As addressed by the study authors, the population sample was not nationally representative, with over two thirds of participants possessing a higher education degree. Additionally, education level was not controlled for when exploring the association between income and loneliness, depression or anxiety. Further limitations include the use of a cross-sectional design, in addition to the authors not exploring/reporting how the data varied in relation to differing social distancing restrictions across the country at the time of recruitment.
Implications for practice
Clinicians would benefit from considering loneliness as a potential contributory factor for depression in both genders, though it appears to be more pronounced in females. Additionally, special attention should be given to young adults, particularly those living with either one or two parents (i.e., no siblings or additional family members) as they may be most at risk of experiencing loneliness, depression or anxiety when social engagement is limited. These findings highlight the importance of peers for social support and maintaining psychological wellbeing, factors which are particularly pertinent to young adults who are still in the process of developing their identities and independence at adults.
Statement of interests
No conflict of interest.
McQuaid, R.J., Cox, S.M., Ogunlana, A. and Jaworska, N., 2021. The burden of loneliness: Implications of the social determinants of health during COVID-19. Psychiatry research, 296, p.113648.

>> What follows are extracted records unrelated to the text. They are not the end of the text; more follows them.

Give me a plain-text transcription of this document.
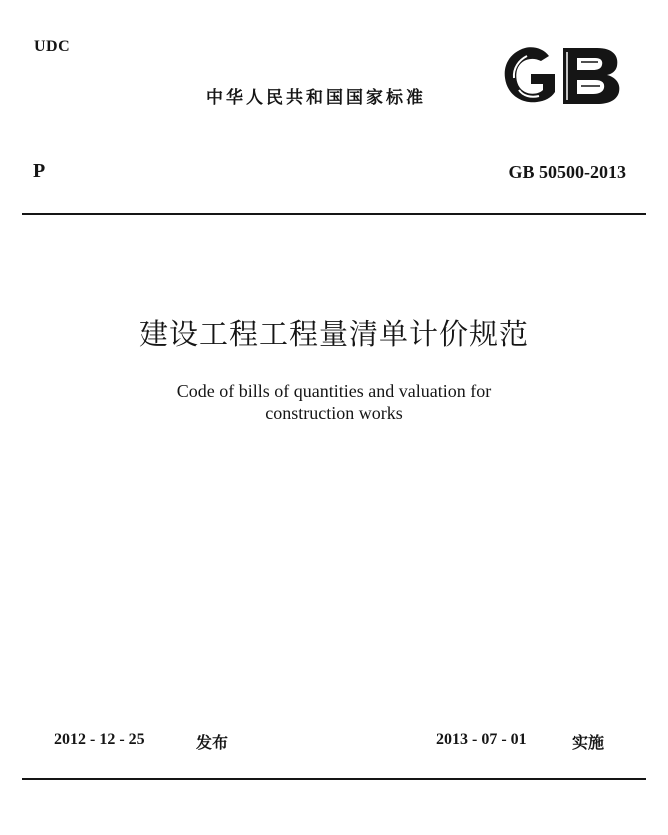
UDC
中华人民共和国国家标准
P	GB 50500-2013
建设工程工程量清单计价规范
Code of bills of quantities and valuation for
construction works
2012 - 12 - 25	发布	2013 - 07 - 01	实施
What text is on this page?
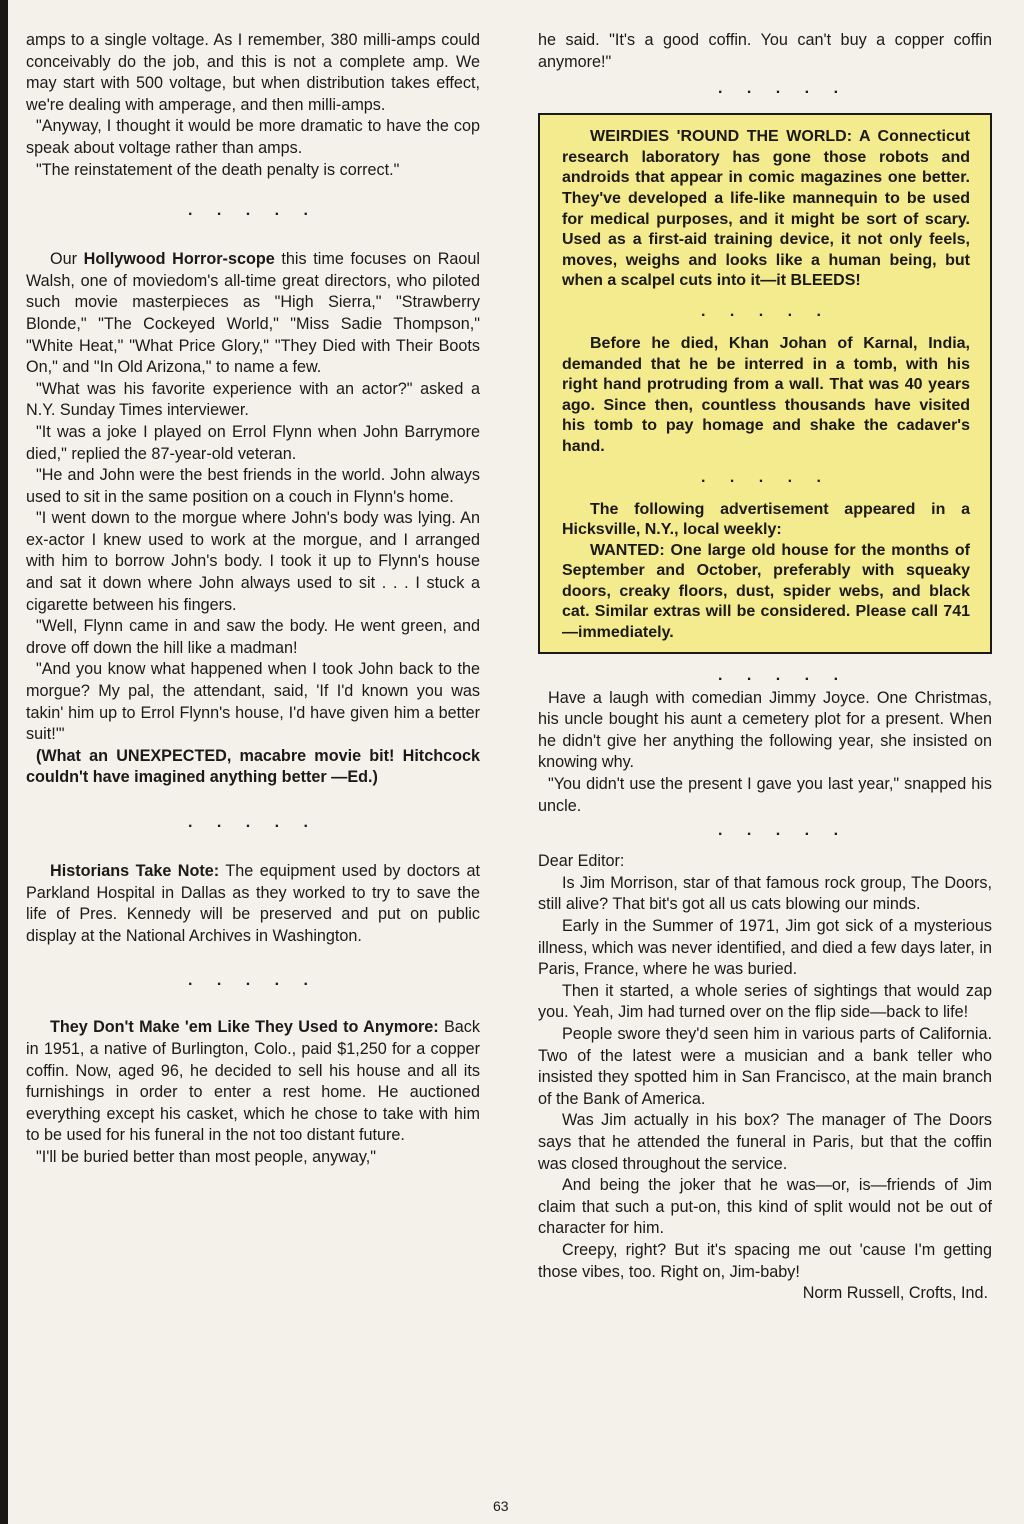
amps to a single voltage. As I remember, 380 milli-amps could conceivably do the job, and this is not a complete amp. We may start with 500 voltage, but when distribution takes effect, we're dealing with amperage, and then milli-amps.

"Anyway, I thought it would be more dramatic to have the cop speak about voltage rather than amps.

"The reinstatement of the death penalty is correct."

. . . . .

Our Hollywood Horror-scope this time focuses on Raoul Walsh, one of moviedom's all-time great directors, who piloted such movie masterpieces as "High Sierra," "Strawberry Blonde," "The Cockeyed World," "Miss Sadie Thompson," "White Heat," "What Price Glory," "They Died with Their Boots On," and "In Old Arizona," to name a few.

"What was his favorite experience with an actor?" asked a N.Y. Sunday Times interviewer.

"It was a joke I played on Errol Flynn when John Barrymore died," replied the 87-year-old veteran.

"He and John were the best friends in the world. John always used to sit in the same position on a couch in Flynn's home.

"I went down to the morgue where John's body was lying. An ex-actor I knew used to work at the morgue, and I arranged with him to borrow John's body. I took it up to Flynn's house and sat it down where John always used to sit . . . I stuck a cigarette between his fingers.

"Well, Flynn came in and saw the body. He went green, and drove off down the hill like a madman!

"And you know what happened when I took John back to the morgue? My pal, the attendant, said, 'If I'd known you was takin' him up to Errol Flynn's house, I'd have given him a better suit!'"

(What an UNEXPECTED, macabre movie bit! Hitchcock couldn't have imagined anything better —Ed.)

. . . . .

Historians Take Note: The equipment used by doctors at Parkland Hospital in Dallas as they worked to try to save the life of Pres. Kennedy will be preserved and put on public display at the National Archives in Washington.

. . . . .

They Don't Make 'em Like They Used to Anymore: Back in 1951, a native of Burlington, Colo., paid $1,250 for a copper coffin. Now, aged 96, he decided to sell his house and all its furnishings in order to enter a rest home. He auctioned everything except his casket, which he chose to take with him to be used for his funeral in the not too distant future.

"I'll be buried better than most people, anyway,"

he said. "It's a good coffin. You can't buy a copper coffin anymore!"

. . . . .

WEIRDIES 'ROUND THE WORLD: A Connecticut research laboratory has gone those robots and androids that appear in comic magazines one better. They've developed a life-like mannequin to be used for medical purposes, and it might be sort of scary. Used as a first-aid training device, it not only feels, moves, weighs and looks like a human being, but when a scalpel cuts into it—it BLEEDS!

. . . . .

Before he died, Khan Johan of Karnal, India, demanded that he be interred in a tomb, with his right hand protruding from a wall. That was 40 years ago. Since then, countless thousands have visited his tomb to pay homage and shake the cadaver's hand.

. . . . .

The following advertisement appeared in a Hicksville, N.Y., local weekly:

WANTED: One large old house for the months of September and October, preferably with squeaky doors, creaky floors, dust, spider webs, and black cat. Similar extras will be considered. Please call 741—immediately.

. . . . .

Have a laugh with comedian Jimmy Joyce. One Christmas, his uncle bought his aunt a cemetery plot for a present. When he didn't give her anything the following year, she insisted on knowing why.

"You didn't use the present I gave you last year," snapped his uncle.

. . . . .

Dear Editor:

Is Jim Morrison, star of that famous rock group, The Doors, still alive? That bit's got all us cats blowing our minds.

Early in the Summer of 1971, Jim got sick of a mysterious illness, which was never identified, and died a few days later, in Paris, France, where he was buried.

Then it started, a whole series of sightings that would zap you. Yeah, Jim had turned over on the flip side—back to life!

People swore they'd seen him in various parts of California. Two of the latest were a musician and a bank teller who insisted they spotted him in San Francisco, at the main branch of the Bank of America.

Was Jim actually in his box? The manager of The Doors says that he attended the funeral in Paris, but that the coffin was closed throughout the service.

And being the joker that he was—or, is—friends of Jim claim that such a put-on, this kind of split would not be out of character for him.

Creepy, right? But it's spacing me out 'cause I'm getting those vibes, too. Right on, Jim-baby!

Norm Russell, Crofts, Ind.

63
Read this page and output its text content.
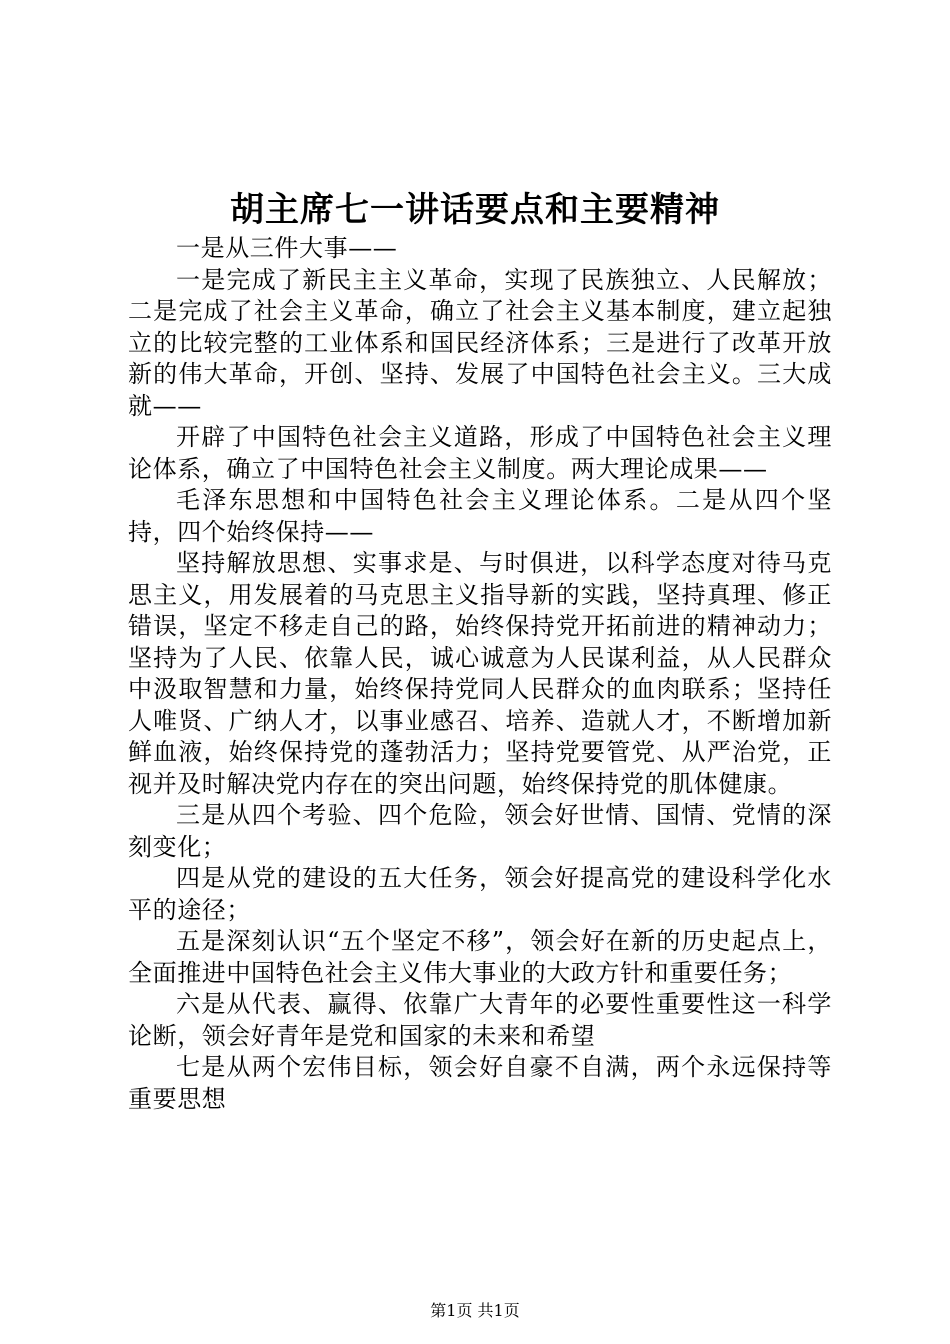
胡主席七一讲话要点和主要精神

一是从三件大事——

一是完成了新民主主义革命，实现了民族独立、人民解放；二是完成了社会主义革命，确立了社会主义基本制度，建立起独立的比较完整的工业体系和国民经济体系；三是进行了改革开放新的伟大革命，开创、坚持、发展了中国特色社会主义。三大成就——

开辟了中国特色社会主义道路，形成了中国特色社会主义理论体系，确立了中国特色社会主义制度。两大理论成果——

毛泽东思想和中国特色社会主义理论体系。二是从四个坚持，四个始终保持——

坚持解放思想、实事求是、与时俱进，以科学态度对待马克思主义，用发展着的马克思主义指导新的实践，坚持真理、修正错误，坚定不移走自己的路，始终保持党开拓前进的精神动力；坚持为了人民、依靠人民，诚心诚意为人民谋利益，从人民群众中汲取智慧和力量，始终保持党同人民群众的血肉联系；坚持任人唯贤、广纳人才，以事业感召、培养、造就人才，不断增加新鲜血液，始终保持党的蓬勃活力；坚持党要管党、从严治党，正视并及时解决党内存在的突出问题，始终保持党的肌体健康。

三是从四个考验、四个危险，领会好世情、国情、党情的深刻变化；

四是从党的建设的五大任务，领会好提高党的建设科学化水平的途径；

五是深刻认识“五个坚定不移”，领会好在新的历史起点上，全面推进中国特色社会主义伟大事业的大政方针和重要任务；

六是从代表、赢得、依靠广大青年的必要性重要性这一科学论断，领会好青年是党和国家的未来和希望

七是从两个宏伟目标，领会好自豪不自满，两个永远保持等重要思想

第1页 共1页
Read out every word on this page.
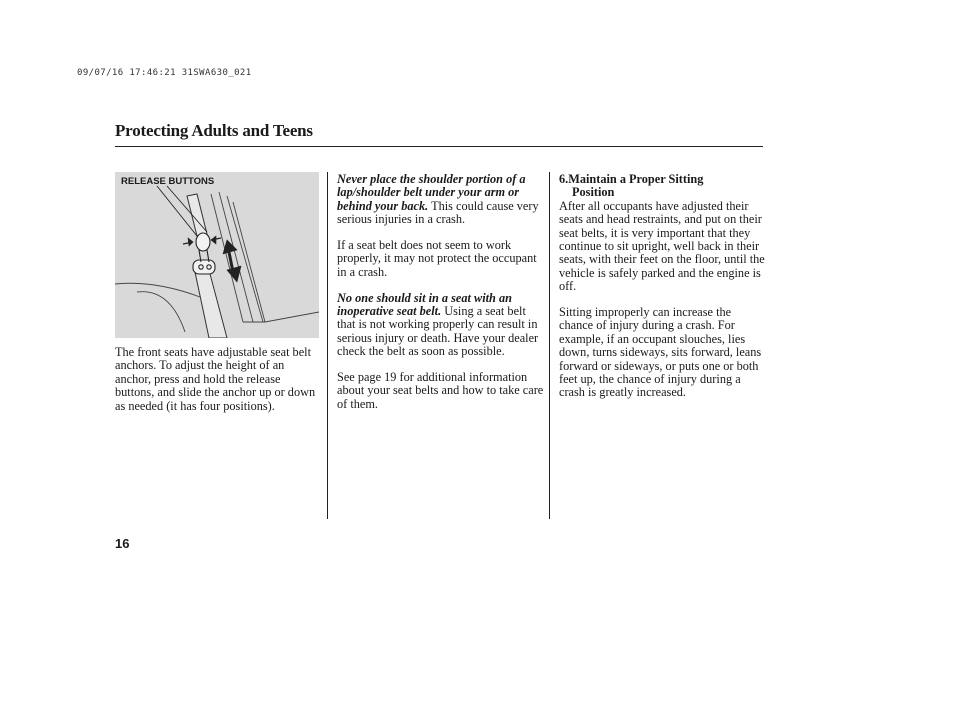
09/07/16 17:46:21 31SWA630_021
Protecting Adults and Teens
RELEASE BUTTONS

The front seats have adjustable seat belt anchors. To adjust the height of an anchor, press and hold the release buttons, and slide the anchor up or down as needed (it has four positions).

Never place the shoulder portion of a lap/shoulder belt under your arm or behind your back. This could cause very serious injuries in a crash.

If a seat belt does not seem to work properly, it may not protect the occupant in a crash.

No one should sit in a seat with an inoperative seat belt. Using a seat belt that is not working properly can result in serious injury or death. Have your dealer check the belt as soon as possible.

See page 19 for additional information about your seat belts and how to take care of them.

6.Maintain a Proper Sitting
Position

After all occupants have adjusted their seats and head restraints, and put on their seat belts, it is very important that they continue to sit upright, well back in their seats, with their feet on the floor, until the vehicle is safely parked and the engine is off.

Sitting improperly can increase the chance of injury during a crash. For example, if an occupant slouches, lies down, turns sideways, sits forward, leans forward or sideways, or puts one or both feet up, the chance of injury during a crash is greatly increased.

16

Mushtaq, R., Shoib, S., Shah, T. and Mushtaq, S., 2014. Relationship between loneliness, psychiatric disorders and physical health? A review on the psychological aspects of loneliness. Journal of clinical and diagnostic research: JCDR, 8(9), p.WE01.
O’Connor, R. C. et al. (2020) Mental health and wellbeing during the COVID-19 pandemic: longitudinal analyses of adults in the UK COVID-19 Mental Health & Wellbeing study. British Journal of Psychiatry, (doi: 10.1192/bjp.2020.212) (PMID:33081860) (Early Online Publication)
Perlman, D. and Peplau, L.A., 1981. Toward a social psychology of loneliness. Personal relationships, 3, pp.31-56.